There is a lot you can do and at comparatively low cost. Here are some suggestions:

  1. Have an attendance policy. This really should be your starting point. There are important features to include so it is worth taking some advice.
  2. Follow your attendance policy! One of the features should be to inform employees of your procedures for handling short term intermittent absence and long term absence. Make sure your policy includes procedures appropriate to each and follow them.
  3. Implement return to work interviews. So simple and yet so easy to shy away from. There is a structure for these interviews that puts the responsibility for managing attendance firmly on the employee. Incidentally such interviews need to be implemented across all employees; do not single individuals out.

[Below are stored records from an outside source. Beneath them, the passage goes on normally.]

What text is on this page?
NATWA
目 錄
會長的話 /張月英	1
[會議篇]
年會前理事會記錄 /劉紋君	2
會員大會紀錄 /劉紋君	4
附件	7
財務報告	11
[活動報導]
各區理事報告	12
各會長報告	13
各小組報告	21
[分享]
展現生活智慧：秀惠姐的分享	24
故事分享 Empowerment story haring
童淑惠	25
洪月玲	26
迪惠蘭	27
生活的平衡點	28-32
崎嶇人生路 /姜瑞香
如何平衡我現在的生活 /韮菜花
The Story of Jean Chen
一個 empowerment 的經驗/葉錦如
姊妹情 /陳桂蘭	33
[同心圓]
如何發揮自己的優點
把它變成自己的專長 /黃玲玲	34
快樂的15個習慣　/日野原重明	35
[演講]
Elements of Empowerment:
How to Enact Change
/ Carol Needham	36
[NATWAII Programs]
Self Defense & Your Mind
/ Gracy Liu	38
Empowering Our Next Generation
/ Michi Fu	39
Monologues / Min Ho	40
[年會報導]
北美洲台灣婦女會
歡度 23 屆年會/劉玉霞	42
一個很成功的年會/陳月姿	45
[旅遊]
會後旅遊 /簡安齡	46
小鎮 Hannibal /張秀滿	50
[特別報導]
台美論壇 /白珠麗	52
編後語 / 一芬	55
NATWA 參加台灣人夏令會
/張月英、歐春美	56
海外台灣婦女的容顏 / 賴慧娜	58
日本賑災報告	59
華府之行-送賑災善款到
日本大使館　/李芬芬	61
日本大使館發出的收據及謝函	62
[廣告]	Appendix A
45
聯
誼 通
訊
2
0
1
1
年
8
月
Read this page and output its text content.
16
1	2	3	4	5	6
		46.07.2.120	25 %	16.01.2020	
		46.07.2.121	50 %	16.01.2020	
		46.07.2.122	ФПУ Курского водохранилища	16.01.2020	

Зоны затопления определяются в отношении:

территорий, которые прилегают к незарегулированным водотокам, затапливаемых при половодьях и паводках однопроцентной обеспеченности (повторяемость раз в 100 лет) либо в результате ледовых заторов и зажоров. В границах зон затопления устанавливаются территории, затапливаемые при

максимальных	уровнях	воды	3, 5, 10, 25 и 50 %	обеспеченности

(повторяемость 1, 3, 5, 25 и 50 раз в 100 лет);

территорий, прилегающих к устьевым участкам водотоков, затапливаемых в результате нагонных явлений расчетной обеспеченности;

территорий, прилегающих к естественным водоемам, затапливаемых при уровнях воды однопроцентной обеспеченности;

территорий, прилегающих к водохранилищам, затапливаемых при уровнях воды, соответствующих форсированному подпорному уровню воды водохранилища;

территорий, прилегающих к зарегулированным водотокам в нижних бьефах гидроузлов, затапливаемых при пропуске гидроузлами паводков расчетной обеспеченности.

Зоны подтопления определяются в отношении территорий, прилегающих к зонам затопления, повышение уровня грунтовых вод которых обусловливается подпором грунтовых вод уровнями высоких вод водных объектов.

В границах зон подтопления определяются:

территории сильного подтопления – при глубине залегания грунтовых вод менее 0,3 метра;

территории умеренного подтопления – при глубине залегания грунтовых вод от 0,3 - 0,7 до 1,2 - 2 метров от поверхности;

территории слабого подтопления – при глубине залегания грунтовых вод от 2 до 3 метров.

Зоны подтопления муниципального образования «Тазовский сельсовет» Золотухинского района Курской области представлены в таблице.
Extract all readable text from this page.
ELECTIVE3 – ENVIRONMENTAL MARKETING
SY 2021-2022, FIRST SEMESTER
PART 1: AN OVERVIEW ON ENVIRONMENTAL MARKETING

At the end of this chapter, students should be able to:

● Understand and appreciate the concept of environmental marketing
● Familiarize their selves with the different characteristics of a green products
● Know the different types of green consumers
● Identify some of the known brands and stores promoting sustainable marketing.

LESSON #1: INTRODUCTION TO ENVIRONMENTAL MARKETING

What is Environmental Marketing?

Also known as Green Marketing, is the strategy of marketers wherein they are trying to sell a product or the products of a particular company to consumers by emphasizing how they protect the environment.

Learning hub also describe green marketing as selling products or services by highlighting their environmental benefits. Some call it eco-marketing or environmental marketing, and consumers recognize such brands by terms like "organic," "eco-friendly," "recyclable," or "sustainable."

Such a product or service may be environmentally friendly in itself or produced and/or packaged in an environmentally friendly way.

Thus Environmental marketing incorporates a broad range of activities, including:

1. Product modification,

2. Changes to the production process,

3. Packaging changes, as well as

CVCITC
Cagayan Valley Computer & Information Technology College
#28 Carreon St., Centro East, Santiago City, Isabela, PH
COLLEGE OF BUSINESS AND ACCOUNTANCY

  4. Examine stress levels in your organisation. Employees who cannot cope add massively to absence figures. Role ambiguity (where employees do not know what is expected of them), excessive workloads (and employees can create their own excessive workloads), bullying and harassment are just examples of factors that can lead to employee absence for “stress”.
  5. Use flexible working. Reducing hours for employees can increase job performance as shown here. Working long hours can have the opposite effect compromising long term health as suggested here.
  6. Encourage healthy pursuits. Encouraging employees to be healthy will reduce absence caused by relatively petty illnesses. It could be a cycle-to-work scheme, corporate social activities or any number of forms of exercise.